Unfortunately, the Rox have a bit of a log jam at the catching position, with Wilin Rosario impressing and Ramon Hernandez currently on the DL. However, Rosario could certainly sustain an injury, due to his gung-ho style of play. If so, McBride is more than deserving of a long-awaited promotion.
Ok, so the 19-year-old Story isn’t a prodigy who will break into the majors before he reaches the legal drinking age, but he warrants recognition on this list. He is currently paying his dues in Single-A, but he is hitting .300 with 10 bombs and is fourth in the league in total bases.
Story is remarkably athletic and has a cannon for an arm, but hitting is his forte. The youngster is very smart at the plate and uses the whole field, but he is also adept at earning walks. A step up the ladder to Tulsa is on the horizon. We may not see him in a Rockies uniform for a few more years, but Colorado’s management is watching his development with great interest.
Rutledge has seen action at both shortstop and second base for the Tulsa Drillers. His batting stats are not flashy but are indeed respectable. Some scouts say he lacks high-end power, but he can hit for average. The native of Alabama possesses some decent wheels, with 13 swiped bases thus far.
Rutledge doesn’t have any standout skills, but scouts can’t really find a weakness in his game either. The word “versatile” appears often in scouting reports. Due to the Rockies consistently trying out experiments at second base, Rutledge could get his chance when we least expect it.
Never heard of him? Don’t worry, he’s used to being relatively unnoticed.
Cabrera was signed at the age of 20 out of Colorado’s Latin America system. Surprisingly, his age is a handful of years older than most free agents signed from the area, so the move to Single-A flew under the radar.
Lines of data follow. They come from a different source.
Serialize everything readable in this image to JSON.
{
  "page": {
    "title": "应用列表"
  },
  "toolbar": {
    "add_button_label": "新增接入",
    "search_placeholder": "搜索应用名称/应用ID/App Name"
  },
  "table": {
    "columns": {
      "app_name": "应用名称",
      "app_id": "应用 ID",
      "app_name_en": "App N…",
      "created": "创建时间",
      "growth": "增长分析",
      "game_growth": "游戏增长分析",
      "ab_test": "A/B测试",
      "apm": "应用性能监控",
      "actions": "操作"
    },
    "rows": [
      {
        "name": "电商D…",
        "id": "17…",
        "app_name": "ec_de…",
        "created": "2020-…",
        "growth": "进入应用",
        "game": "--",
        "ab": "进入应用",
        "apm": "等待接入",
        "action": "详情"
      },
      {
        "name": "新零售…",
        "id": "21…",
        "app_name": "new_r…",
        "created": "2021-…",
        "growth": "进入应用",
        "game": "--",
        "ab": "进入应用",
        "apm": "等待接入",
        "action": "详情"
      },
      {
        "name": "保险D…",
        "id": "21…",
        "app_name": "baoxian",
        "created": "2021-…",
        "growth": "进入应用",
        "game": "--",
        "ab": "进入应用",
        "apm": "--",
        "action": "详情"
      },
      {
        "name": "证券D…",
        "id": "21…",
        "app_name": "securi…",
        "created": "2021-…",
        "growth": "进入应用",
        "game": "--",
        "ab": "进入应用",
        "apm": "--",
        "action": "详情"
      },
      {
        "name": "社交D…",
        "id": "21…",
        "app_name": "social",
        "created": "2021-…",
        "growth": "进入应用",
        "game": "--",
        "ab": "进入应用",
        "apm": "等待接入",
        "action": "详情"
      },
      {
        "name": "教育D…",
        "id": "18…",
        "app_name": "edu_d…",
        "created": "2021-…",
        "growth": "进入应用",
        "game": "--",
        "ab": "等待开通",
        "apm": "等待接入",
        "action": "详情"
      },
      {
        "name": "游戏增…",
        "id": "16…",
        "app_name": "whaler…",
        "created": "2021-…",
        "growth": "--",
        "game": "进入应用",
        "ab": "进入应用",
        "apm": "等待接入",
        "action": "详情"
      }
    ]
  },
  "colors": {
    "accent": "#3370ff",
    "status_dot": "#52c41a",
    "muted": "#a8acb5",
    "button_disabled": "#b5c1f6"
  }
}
Cabrera quickly gained notice, and his incredible changeup gave hitters fits.
The Dominican averaged over a strikeout per inning in A-ball, and he is now leading his Double-A rotation in WHIP and innings pitched, while placing second in ERA. He vehemently attacks the strike zone (hence his 6-1 K/BB ratio) but occasionally leaves a ball up in the zone. In turn, he also leads his team by allowing roughly two homers every nine innings.
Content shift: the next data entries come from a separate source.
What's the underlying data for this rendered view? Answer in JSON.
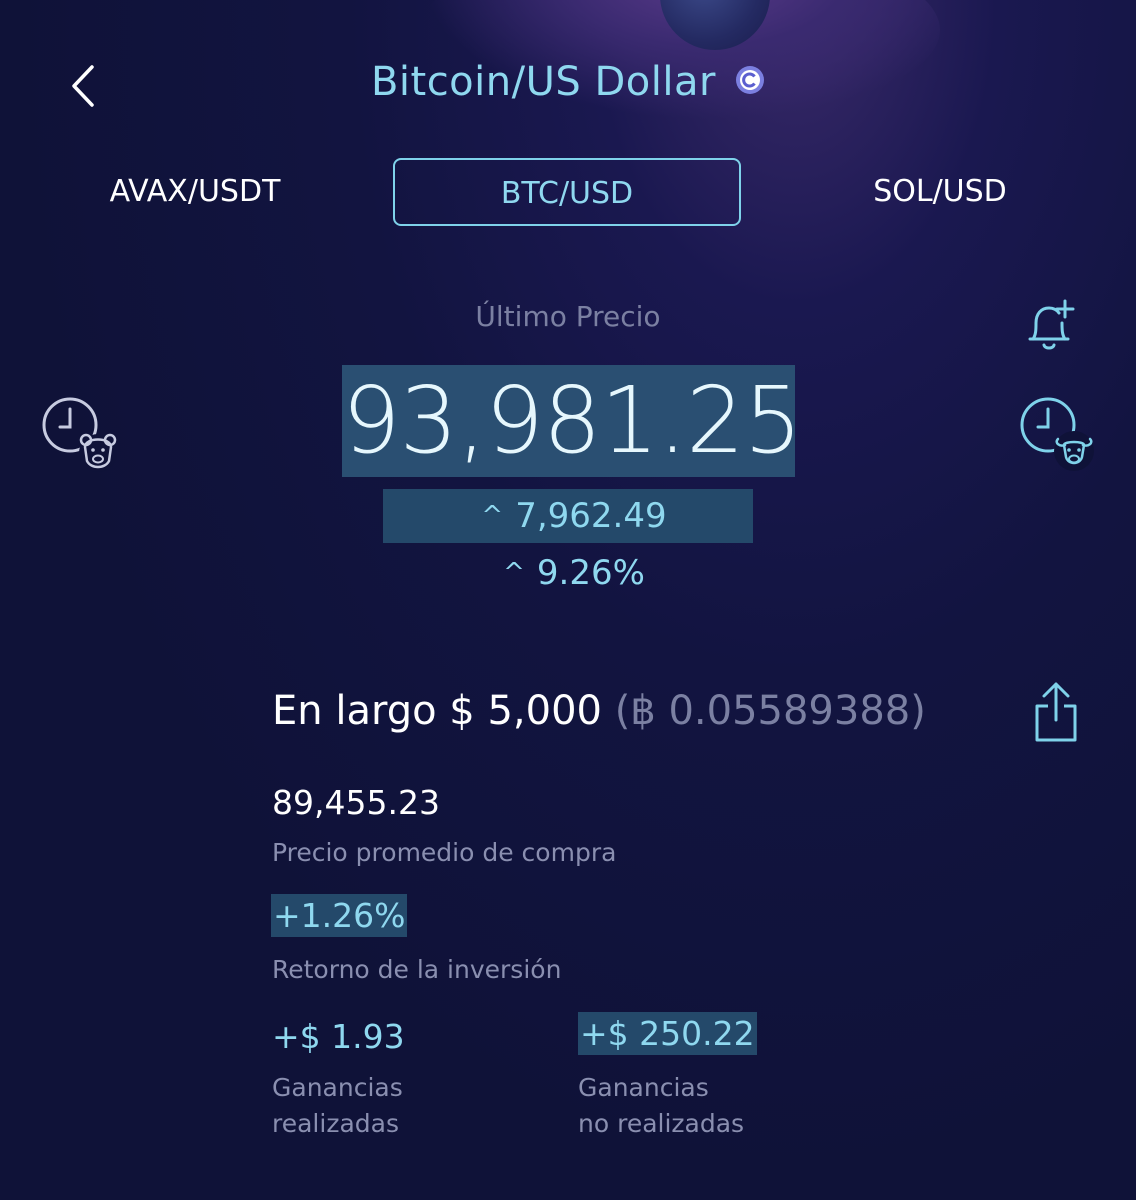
{
  "header": {
    "title": "Bitcoin/US Dollar",
    "back_icon": "chevron-left-icon",
    "badge_icon": "coin-badge-icon"
  },
  "tabs": [
    {
      "label": "AVAX/USDT"
    },
    {
      "label": "BTC/USD",
      "active": true
    },
    {
      "label": "SOL/USD"
    }
  ],
  "price": {
    "label": "Último Precio",
    "value": "93,981.25",
    "change_abs": "7,962.49",
    "change_pct": "9.26%"
  },
  "icons": {
    "bear": "clock-bear-icon",
    "bull": "clock-bull-icon",
    "alert": "bell-plus-icon",
    "share": "share-icon"
  },
  "position": {
    "prefix": "En largo $ 5,000",
    "btc": "(฿ 0.05589388)",
    "avg_price": "89,455.23",
    "avg_price_label": "Precio promedio de compra",
    "roi": "+1.26%",
    "roi_label": "Retorno de la inversión",
    "realized": "+$ 1.93",
    "realized_label_1": "Ganancias",
    "realized_label_2": "realizadas",
    "unrealized": "+$ 250.22",
    "unrealized_label_1": "Ganancias",
    "unrealized_label_2": "no realizadas"
  },
  "colors": {
    "background": "#0f1238",
    "accent": "#8fd8ef",
    "highlight": "#24496a",
    "muted": "#8a8fb0"
  }
}
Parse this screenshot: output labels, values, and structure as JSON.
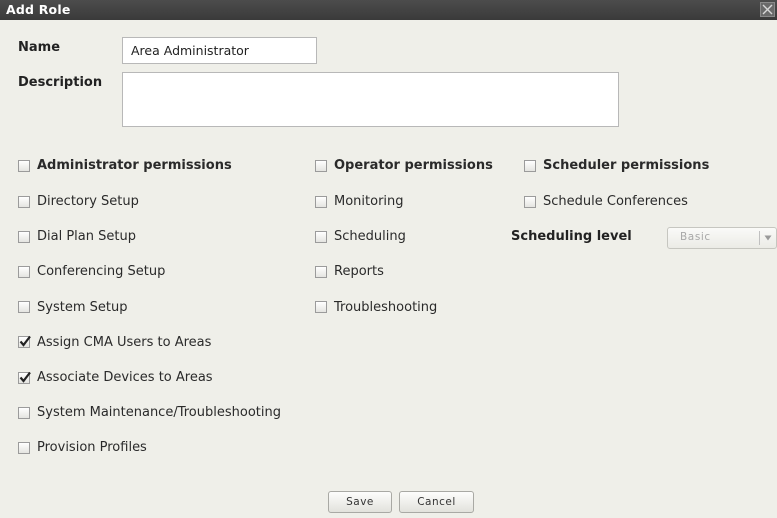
{
  "dialog": {
    "title": "Add Role",
    "close_icon": "close-x-icon"
  },
  "form": {
    "name_label": "Name",
    "name_value": "Area Administrator",
    "description_label": "Description",
    "description_value": ""
  },
  "admin": {
    "header": "Administrator permissions",
    "header_checked": false,
    "items": [
      {
        "label": "Directory Setup",
        "checked": false
      },
      {
        "label": "Dial Plan Setup",
        "checked": false
      },
      {
        "label": "Conferencing Setup",
        "checked": false
      },
      {
        "label": "System Setup",
        "checked": false
      },
      {
        "label": "Assign CMA Users to Areas",
        "checked": true
      },
      {
        "label": "Associate Devices to Areas",
        "checked": true
      },
      {
        "label": "System Maintenance/Troubleshooting",
        "checked": false
      },
      {
        "label": "Provision Profiles",
        "checked": false
      }
    ]
  },
  "operator": {
    "header": "Operator permissions",
    "header_checked": false,
    "items": [
      {
        "label": "Monitoring",
        "checked": false
      },
      {
        "label": "Scheduling",
        "checked": false
      },
      {
        "label": "Reports",
        "checked": false
      },
      {
        "label": "Troubleshooting",
        "checked": false
      }
    ]
  },
  "scheduler": {
    "header": "Scheduler permissions",
    "header_checked": false,
    "items": [
      {
        "label": "Schedule Conferences",
        "checked": false
      }
    ],
    "level_label": "Scheduling level",
    "level_value": "Basic"
  },
  "buttons": {
    "save": "Save",
    "cancel": "Cancel"
  }
}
Nevertheless, the Rockies have to be pleased with their diamond in the rough. If Cabrera continues to progress, he’ll be walking into Coors Field in the near future.
Yet another piece of the Jimenez deal, the Rox view the big righty as a future reliever. Gardner’s stats in Double-A may not be overly impressive (4.59 ERA), but he fits in well with Colorado’s home ball park. He relies heavily on ground ball outs and is adept at keeping ball down in the zone.
Gardner is still somewhat raw and doesn’t have overpowering stuff, but is working on developing extra pitches to complement his above average fastball and sinker. He isn’t ready for big league action just yet, but refining some extra pitches to his repertoire may make him a piece in the Rockies pen within a couple seasons.
A glance at Arenado’s numbers makes it easy to see why he’s the top prospect in the Rockies organization. In fact, he’s one of the most recognized infield prospects in the game. Arenado is a very talented and rare batter who can hit for both power and average. Such assets will allow him to wreak havoc at the notorious grounds of Coors Field.
Some scouts view him as a potential All Star. He is also very difficult to strike out, averaging a K in about 10 percent of his at bats at both minor league levels. Arenado is currently in Double-A, but he appears capable of making the leap straight to The Show.
Fans have been clamoring all season to see the 21-year-old get his first taste of the majors but have come up empty-handed. But don’t fret; he can’t be held in the dark for much longer. If Jordan Pacheco’s noteworthy play begins to tail off, Arenado will be knocking on the door.